Gerrards Cross, with its fine open common and picturesque Latchmore Pond, has been a place of resort ever since the Old Berkeley Hunt began to meet there in the 1790s. Genteel houses sprang up around the Common and St James's Church was built on the Oxford Road. By the 1860s, Gerrards Cross was attracting so many wealthy visitors that it began to be known as 'the Brighton of Bucks'. The opening of the Great Western and Great Central Joint Railway in 1906, with a station at Gerrards Cross, gave hundreds of Londoners the opportunity to live in 'Beechy Bucks'.
Several gifted young architects, including Stanley Hamp and Robert Muir, moved into the area in 1906. The leading firm, however, was Kerkham, Burgess and Myers, which designed the iconic shops and offices in Station Parade in 1907. The new houses had to be built, of course, and several firms, the most successful of which being Y.J. Lovell & Son of Marlow, whose Gerrards Cross branch became an international construction firm, were involved. The 'Lovell House' was the centrepiece of successive pre-war Ideal Home Exhibitions. The new homes were marketed by firms including Hampton and Sons and A.C. Frost, both still leading estate agents in Buckinghamshire today.

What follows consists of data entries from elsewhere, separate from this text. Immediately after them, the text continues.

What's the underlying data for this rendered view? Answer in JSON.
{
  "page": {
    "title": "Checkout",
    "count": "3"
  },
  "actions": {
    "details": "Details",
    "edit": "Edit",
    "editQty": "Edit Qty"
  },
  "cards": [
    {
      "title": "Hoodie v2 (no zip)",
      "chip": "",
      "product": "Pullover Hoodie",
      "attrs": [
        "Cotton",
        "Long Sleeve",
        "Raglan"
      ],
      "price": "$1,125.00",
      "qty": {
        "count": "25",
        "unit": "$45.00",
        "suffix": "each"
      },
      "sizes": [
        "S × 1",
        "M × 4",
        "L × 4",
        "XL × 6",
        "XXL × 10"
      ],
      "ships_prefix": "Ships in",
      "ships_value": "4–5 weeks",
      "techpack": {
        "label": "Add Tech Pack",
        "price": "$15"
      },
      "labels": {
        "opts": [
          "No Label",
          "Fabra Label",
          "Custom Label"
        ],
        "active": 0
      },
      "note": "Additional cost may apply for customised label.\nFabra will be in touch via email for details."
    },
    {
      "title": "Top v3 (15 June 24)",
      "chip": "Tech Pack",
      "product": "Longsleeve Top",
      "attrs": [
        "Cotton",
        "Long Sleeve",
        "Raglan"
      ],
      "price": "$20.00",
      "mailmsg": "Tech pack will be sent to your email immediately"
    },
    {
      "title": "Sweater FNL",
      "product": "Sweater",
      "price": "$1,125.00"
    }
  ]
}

This book celebrates the energy and imagination of those pioneer architects, builders and estate agents who made Gerrards Cross a high-class residential area, both socially and architecturally. It also applauds the entrepreneurs who offered their services when commuter houses were still on the drawing board, and the newcomers who brought their families to live in the country and depended utterly on their train service to London.